Porsche and Volkswagen Case
Background
The main players in this case are Porsche and Volkswagen, which had a very long and interwoven history back in 1931. The famous VW Beetle was created by Ferdinand Porsche in 1931, who was also the founder of the luxury car manufacturer Porsche and the grandfather to the board chairmen of both Porsche and Volkswagen. Around 2000, the political environment for foreign investors, who had held more than 5000 German firms, changed a lot due to German politicians vilifying them and clamouring for more domestic ownership.
Following this political pursuit, in 2005, to support a "German Solution" to the takeover dilemma and to match the 20% ownership held by the state of Lower Saxony, Wendelin Wiedeking, the CEO of Porsche, announced the intention of the company to purchase 20 percent of Volkswagen stock.

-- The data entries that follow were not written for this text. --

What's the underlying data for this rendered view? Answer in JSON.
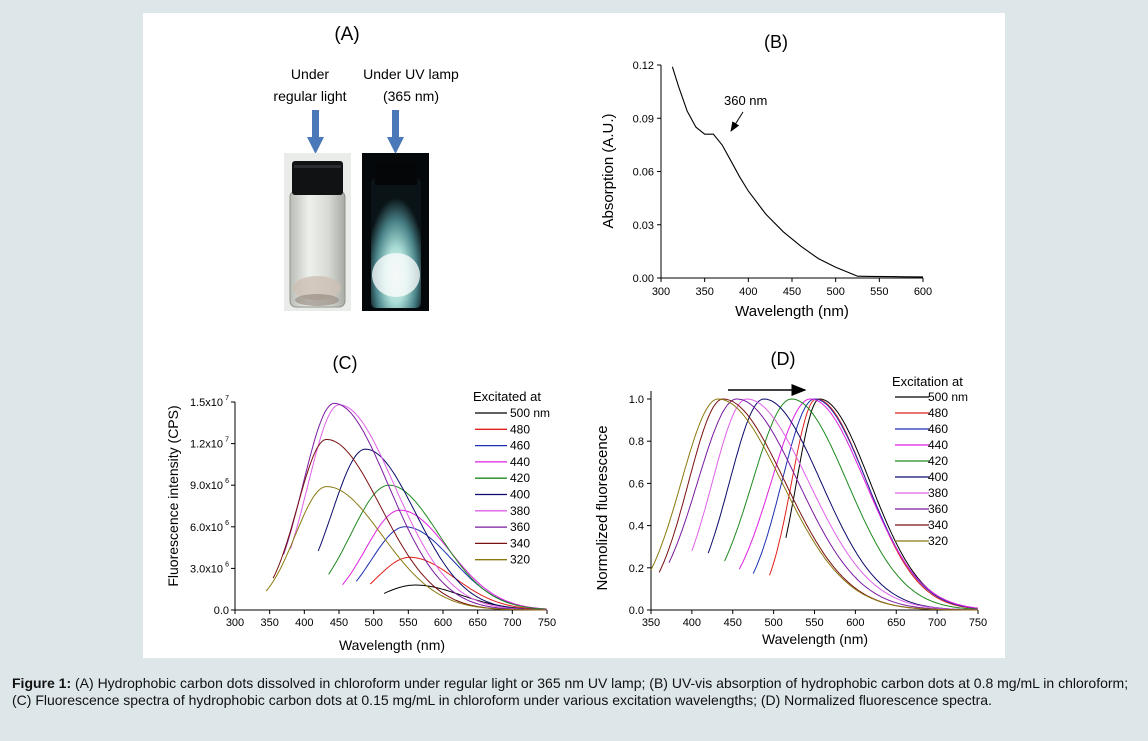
{
  "figure": {
    "caption_label": "Figure 1:",
    "caption_text": "(A) Hydrophobic carbon dots dissolved in chloroform under regular light or 365 nm UV lamp; (B) UV-vis absorption of hydrophobic carbon dots at 0.8 mg/mL in chloroform; (C) Fluorescence spectra of hydrophobic carbon dots at 0.15 mg/mL in chloroform under various excitation wavelengths; (D) Normalized fluorescence spectra."
  },
  "panel_a": {
    "label": "(A)",
    "left_line1": "Under",
    "left_line2": "regular light",
    "right_line1": "Under UV lamp",
    "right_line2": "(365 nm)"
  },
  "colors": {
    "500": "#000000",
    "480": "#e0201a",
    "460": "#1c2fb0",
    "440": "#e020e0",
    "420": "#1e8a1e",
    "400": "#0a0a6a",
    "380": "#e060e8",
    "360": "#7a1aa0",
    "340": "#7a1010",
    "320": "#8a7a10"
  },
  "chart_data": [
    {
      "type": "line",
      "panel": "(B)",
      "xlabel": "Wavelength (nm)",
      "ylabel": "Absorption (A.U.)",
      "xlim": [
        300,
        600
      ],
      "ylim": [
        0,
        0.12
      ],
      "xticks": [
        "300",
        "350",
        "400",
        "450",
        "500",
        "550",
        "600"
      ],
      "yticks": [
        "0.00",
        "0.03",
        "0.06",
        "0.09",
        "0.12"
      ],
      "annotation": "360 nm",
      "annotation_point": [
        360,
        0.081
      ],
      "series": [
        {
          "x": [
            313,
            320,
            330,
            340,
            350,
            360,
            370,
            380,
            390,
            400,
            420,
            440,
            460,
            480,
            500,
            520,
            525,
            540,
            560,
            580,
            600
          ],
          "y": [
            0.119,
            0.108,
            0.094,
            0.085,
            0.081,
            0.081,
            0.075,
            0.066,
            0.057,
            0.049,
            0.036,
            0.026,
            0.018,
            0.011,
            0.006,
            0.002,
            0.001,
            0.0009,
            0.0008,
            0.0007,
            0.0006
          ]
        }
      ]
    },
    {
      "type": "line",
      "panel": "(C)",
      "xlabel": "Wavelength (nm)",
      "ylabel": "Fluorescence intensity (CPS)",
      "xlim": [
        300,
        750
      ],
      "ylim": [
        0,
        15000000
      ],
      "xticks": [
        "300",
        "350",
        "400",
        "450",
        "500",
        "550",
        "600",
        "650",
        "700",
        "750"
      ],
      "yticks": [
        "0.0",
        "3.0x10",
        "6.0x10",
        "9.0x10",
        "1.2x10",
        "1.5x10"
      ],
      "ytick_exp": [
        "",
        "6",
        "6",
        "6",
        "7",
        "7"
      ],
      "legend_title": "Excitated at",
      "legend_position": "right",
      "series": [
        {
          "name": "500 nm",
          "key": "500",
          "peak": 560,
          "amp": 1800000,
          "start": 515,
          "wl": 50,
          "wr": 65
        },
        {
          "name": "480",
          "key": "480",
          "peak": 552,
          "amp": 3800000,
          "start": 495,
          "wl": 48,
          "wr": 65
        },
        {
          "name": "460",
          "key": "460",
          "peak": 545,
          "amp": 6000000,
          "start": 475,
          "wl": 48,
          "wr": 68
        },
        {
          "name": "440",
          "key": "440",
          "peak": 538,
          "amp": 7200000,
          "start": 455,
          "wl": 50,
          "wr": 70
        },
        {
          "name": "420",
          "key": "420",
          "peak": 522,
          "amp": 9000000,
          "start": 435,
          "wl": 55,
          "wr": 72
        },
        {
          "name": "400",
          "key": "400",
          "peak": 488,
          "amp": 11600000,
          "start": 420,
          "wl": 48,
          "wr": 72
        },
        {
          "name": "380",
          "key": "380",
          "peak": 450,
          "amp": 14800000,
          "start": 380,
          "wl": 45,
          "wr": 80
        },
        {
          "name": "360",
          "key": "360",
          "peak": 443,
          "amp": 14900000,
          "start": 370,
          "wl": 45,
          "wr": 78
        },
        {
          "name": "340",
          "key": "340",
          "peak": 432,
          "amp": 12300000,
          "start": 355,
          "wl": 42,
          "wr": 78
        },
        {
          "name": "320",
          "key": "320",
          "peak": 432,
          "amp": 8900000,
          "start": 345,
          "wl": 45,
          "wr": 80
        }
      ]
    },
    {
      "type": "line",
      "panel": "(D)",
      "xlabel": "Wavelength (nm)",
      "ylabel": "Normolized fluorescence",
      "xlim": [
        350,
        750
      ],
      "ylim": [
        0,
        1.0
      ],
      "xticks": [
        "350",
        "400",
        "450",
        "500",
        "550",
        "600",
        "650",
        "700",
        "750"
      ],
      "yticks": [
        "0.0",
        "0.2",
        "0.4",
        "0.6",
        "0.8",
        "1.0"
      ],
      "legend_title": "Excitation at",
      "legend_position": "right",
      "arrow": "peak shift from 430 nm to 555 nm",
      "series": [
        {
          "name": "500 nm",
          "key": "500",
          "peak": 556,
          "start": 515,
          "wl": 28,
          "wr": 62
        },
        {
          "name": "480",
          "key": "480",
          "peak": 552,
          "start": 495,
          "wl": 30,
          "wr": 62
        },
        {
          "name": "460",
          "key": "460",
          "peak": 550,
          "start": 475,
          "wl": 40,
          "wr": 64
        },
        {
          "name": "440",
          "key": "440",
          "peak": 545,
          "start": 458,
          "wl": 48,
          "wr": 67
        },
        {
          "name": "420",
          "key": "420",
          "peak": 522,
          "start": 440,
          "wl": 48,
          "wr": 68
        },
        {
          "name": "400",
          "key": "400",
          "peak": 488,
          "start": 420,
          "wl": 42,
          "wr": 70
        },
        {
          "name": "380",
          "key": "380",
          "peak": 467,
          "start": 400,
          "wl": 42,
          "wr": 76
        },
        {
          "name": "360",
          "key": "360",
          "peak": 455,
          "start": 372,
          "wl": 48,
          "wr": 75
        },
        {
          "name": "340",
          "key": "340",
          "peak": 438,
          "start": 360,
          "wl": 42,
          "wr": 76
        },
        {
          "name": "320",
          "key": "320",
          "peak": 432,
          "start": 350,
          "wl": 45,
          "wr": 78
        }
      ]
    }
  ]
}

In 2007, the company increased the holding to 30 percent, which gave a positive signal to German legislators to put pressure on Porsche to continue the buying action. Porsche said no in response surprisingly. However, in a less than a year, the board backed its CEO's decision to increase its position in ownership of Volkswagen to 50%, and soon after this the company again denied rumours saying it will buy up to 75% of shares. This happened between March and October, and finished the prologue of this story, when the closed price for Volksawagen was €211.